All that talk on sex. Maybe I should make my New Year's Resolution now :P
1) Leave the country and this State of the Nation before I go nuts, get shot, get imprisoned, get ISA-ed, or all of them at once.
2) Get laid :P Ok, this one is probably not gonna happen. NATO, you know? (No Action, Talk Only). Sighs... Besides, what's the point if I'm not gonna experience 'le petit morte'? Even a tampon the size of my little finger with the length of approx 1 1/2' hurt. Just ask Pantai Hillpark Phase *** Block * inhabitants :P Or my roommate then. She still laughs about my howling. BIATCH... And to think she was the one who told me to try it in the first place. *sniffs* And to think I was gullible enough to listen to her. ARGH!! Stupid me... Stupid... :P
I need new lingerie. a) They're out of shape/ They've got holes in 'em b) They don't fit right no more... :( But I'm broke. Going lingerie-shopping with friends who are buying them when you need your own is like being teased. So near, yet so far... Now you see it, now you don't... How? Oh man... I hate the feeling of being a poor bum. RICH BUM is good. Poor bum sucks.
Being teased. Like the ONE mark I need to pass exams. You know, sometimes I feel like Life is a Goddess/ Beautiful Woman (say, who looks like Jessica Alba) in a see-through gossamer gown with nothing underneath doing a naughty dance and being a cock-tease. DAMMIT.... And I'm like the man she's doing the dance for, and I can't bloody cum. At the moment of ejaculation, something clamps at the base, and you get backflow. Like that. Ouch... TORTURE. You get the picture? YUP... OH MANNNN.....
This has been a shitty year. And Lady Luck hasn't been quite a lady, blowing on other guys' dices....

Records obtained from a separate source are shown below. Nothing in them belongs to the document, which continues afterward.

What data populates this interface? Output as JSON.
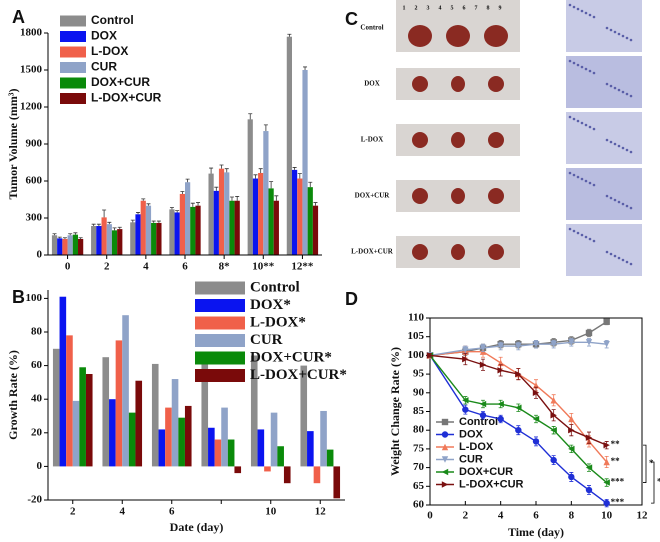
{
  "chart_data": [
    {
      "type": "bar",
      "panel": "A",
      "ylabel": "Tumor Volume (mm³)",
      "categories": [
        "0",
        "2",
        "4",
        "6",
        "8*",
        "10**",
        "12**"
      ],
      "ylim": [
        0,
        1800
      ],
      "yticks": [
        0,
        300,
        600,
        900,
        1200,
        1500,
        1800
      ],
      "legend": "upper left",
      "series": [
        {
          "name": "Control",
          "color": "#8c8c8c",
          "values": [
            160,
            235,
            265,
            370,
            660,
            1100,
            1770
          ],
          "errors": [
            12,
            15,
            18,
            15,
            45,
            45,
            20
          ]
        },
        {
          "name": "DOX",
          "color": "#0a14f0",
          "values": [
            135,
            235,
            330,
            345,
            520,
            620,
            690
          ],
          "errors": [
            10,
            15,
            15,
            15,
            30,
            30,
            20
          ]
        },
        {
          "name": "L-DOX",
          "color": "#f0604a",
          "values": [
            130,
            305,
            440,
            495,
            700,
            665,
            620
          ],
          "errors": [
            10,
            60,
            15,
            20,
            30,
            35,
            40
          ]
        },
        {
          "name": "CUR",
          "color": "#8fa3c8",
          "values": [
            160,
            250,
            400,
            590,
            670,
            1005,
            1500
          ],
          "errors": [
            12,
            15,
            15,
            25,
            30,
            50,
            25
          ]
        },
        {
          "name": "DOX+CUR",
          "color": "#0a8a0a",
          "values": [
            165,
            200,
            260,
            390,
            440,
            540,
            550
          ],
          "errors": [
            15,
            20,
            15,
            30,
            30,
            55,
            40
          ]
        },
        {
          "name": "L-DOX+CUR",
          "color": "#7a0a0a",
          "values": [
            130,
            210,
            260,
            400,
            440,
            440,
            400
          ],
          "errors": [
            10,
            15,
            15,
            25,
            35,
            40,
            25
          ]
        }
      ]
    },
    {
      "type": "bar",
      "panel": "B",
      "ylabel": "Growth Rate (%)",
      "xlabel": "Date (day)",
      "categories": [
        "2",
        "4",
        "6",
        null,
        "10",
        "12"
      ],
      "ylim": [
        -20,
        105
      ],
      "yticks": [
        -20,
        0,
        20,
        40,
        60,
        80,
        100
      ],
      "legend": "upper right",
      "series": [
        {
          "name": "Control",
          "color": "#8c8c8c",
          "values": [
            70,
            65,
            61,
            62,
            66,
            60
          ]
        },
        {
          "name": "DOX*",
          "color": "#0a14f0",
          "values": [
            101,
            40,
            22,
            23,
            22,
            21
          ]
        },
        {
          "name": "L-DOX*",
          "color": "#f0604a",
          "values": [
            78,
            75,
            35,
            16,
            -3,
            -10
          ]
        },
        {
          "name": "CUR",
          "color": "#8fa3c8",
          "values": [
            39,
            90,
            52,
            35,
            32,
            33
          ]
        },
        {
          "name": "DOX+CUR*",
          "color": "#0a8a0a",
          "values": [
            59,
            32,
            29,
            16,
            12,
            10
          ]
        },
        {
          "name": "L-DOX+CUR*",
          "color": "#7a0a0a",
          "values": [
            55,
            51,
            36,
            -4,
            -10,
            -19
          ]
        }
      ]
    },
    {
      "type": "line",
      "panel": "D",
      "ylabel": "Weight Change Rate (%)",
      "xlabel": "Time (day)",
      "x": [
        0,
        2,
        3,
        4,
        5,
        6,
        7,
        8,
        9,
        10
      ],
      "xlim": [
        0,
        12
      ],
      "xticks": [
        0,
        2,
        4,
        6,
        8,
        10,
        12
      ],
      "ylim": [
        60,
        110
      ],
      "yticks": [
        60,
        65,
        70,
        75,
        80,
        85,
        90,
        95,
        100,
        105,
        110
      ],
      "legend": "lower left",
      "annotations": [
        "*",
        "*"
      ],
      "series": [
        {
          "name": "Control",
          "color": "#777777",
          "marker": "square",
          "values": [
            100,
            101,
            102,
            103,
            103,
            103,
            103.5,
            104,
            106,
            109
          ],
          "errors": [
            0.5,
            1,
            1,
            1,
            1,
            1,
            1,
            1,
            1,
            0.8
          ]
        },
        {
          "name": "DOX",
          "color": "#1f2fd6",
          "marker": "circle",
          "annotation": "***",
          "values": [
            100,
            85.5,
            84,
            83,
            80,
            77,
            72,
            67.5,
            64,
            60.5
          ],
          "errors": [
            0.5,
            1.2,
            1,
            1,
            1.2,
            1.2,
            1.2,
            1.2,
            1.2,
            1
          ]
        },
        {
          "name": "L-DOX",
          "color": "#f07a5a",
          "marker": "triangle",
          "annotation": "**",
          "values": [
            100,
            101,
            101,
            98,
            95,
            92,
            88,
            83,
            77,
            71.5
          ],
          "errors": [
            0.5,
            1.5,
            1.5,
            1.5,
            1.5,
            1.5,
            1.5,
            1.5,
            1.5,
            1.5
          ]
        },
        {
          "name": "CUR",
          "color": "#8fa3c8",
          "marker": "down",
          "values": [
            100,
            101.5,
            102,
            102.5,
            102.5,
            103,
            103,
            103.5,
            103.5,
            103
          ],
          "errors": [
            0.5,
            1,
            1,
            1,
            1,
            1,
            1,
            1,
            1,
            1
          ]
        },
        {
          "name": "DOX+CUR",
          "color": "#1a8a1a",
          "marker": "left",
          "annotation": "***",
          "values": [
            100,
            88,
            87,
            87,
            86,
            83,
            80,
            75,
            70,
            66
          ],
          "errors": [
            0.5,
            1,
            1,
            1,
            1,
            1,
            1,
            1,
            1,
            1
          ]
        },
        {
          "name": "L-DOX+CUR",
          "color": "#7a1010",
          "marker": "right",
          "annotation": "**",
          "values": [
            100,
            99,
            97.5,
            96,
            95,
            90,
            84,
            80,
            78,
            76
          ],
          "errors": [
            0.5,
            1.5,
            1.5,
            1.5,
            1.5,
            1.5,
            1.5,
            1.5,
            1.5,
            1
          ]
        }
      ]
    }
  ],
  "image_panel": {
    "panel": "C",
    "ruler": [
      "1",
      "2",
      "3",
      "4",
      "5",
      "6",
      "7",
      "8",
      "9"
    ],
    "rows": [
      "Control",
      "DOX",
      "L-DOX",
      "DOX+CUR",
      "L-DOX+CUR"
    ]
  }
}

Should I just stop whatever I'm doing and be: a) a personal shopper, or b) a trashy romance novelist? You know. Write satisfying trash like: As his pulsating, engorged manhood entered her warm, soft, moistness oh-so-slowly, pushing into her tightest depths in a pulsing rhythm, paced as she liked it, nice and deep.... (continue with your personal vivid fantasy here) :D Oh my... I'm howling with uncontrollabnle laughter alone in my room. My housemates must think I'm crazy :D Yes, I read text porn. It's mindless entertainment when I'm tired. You don't want to be debating political thrillers in your head after work, or after textbooks like Concise Pathology :) So I should be able to write it as well, no? Give Judith Krantz, Jackie Collins, Jude Deveraux a run for their money :D
Enough nonsense for one night. Good night!!
3 comments:
baybeh!
Somehow this entry reminds me of 11-Minutes by Paulo Coelho.
i thk u will like the book.
:P
it ain't a myth.
it only reached myth status due to the fact that quite a large number of women do not reach orgasm because: i) they have shite partners who only think of personal gratification, ii) they're not relaxed enough during intercourse, iii) they think it's a myth so have no expectations of ever being satisfied to that point, iv) lack practise in achieving it on their lonesome and so do not recognise it when it does happen and v) they have shite partners.
ok, all the reasons I gave above are from the 70s except i) and v) so no, female orgasms are not a myth.
whoever says it is is either male or misinformed.
blueroses: i like paulo coelho anyways :) when are u gonna lend me 11-minutes? :P heheh... if u liked this blog n paulo coelho, maybe u'd like helen walsh's brass. that was interesting too.
anon: :D phewwww... thank you... :) well, maybe he's both. n i don't really blame him. so much shit available online nowadays, u dunno what kinds of information would reach whose hands. the good news is, there are smart women around to rectify the problem n say: DUDE, it's achievable. i've flown solo before, so why don't i pilot myself now n u can help be my co-pilot n i'll take u to greater heights with me?
:D a wise woman told me once, all men have to be taught, n like men, different women have different pleasure points. sleeping with a new (wo)man, is like the first time all over again.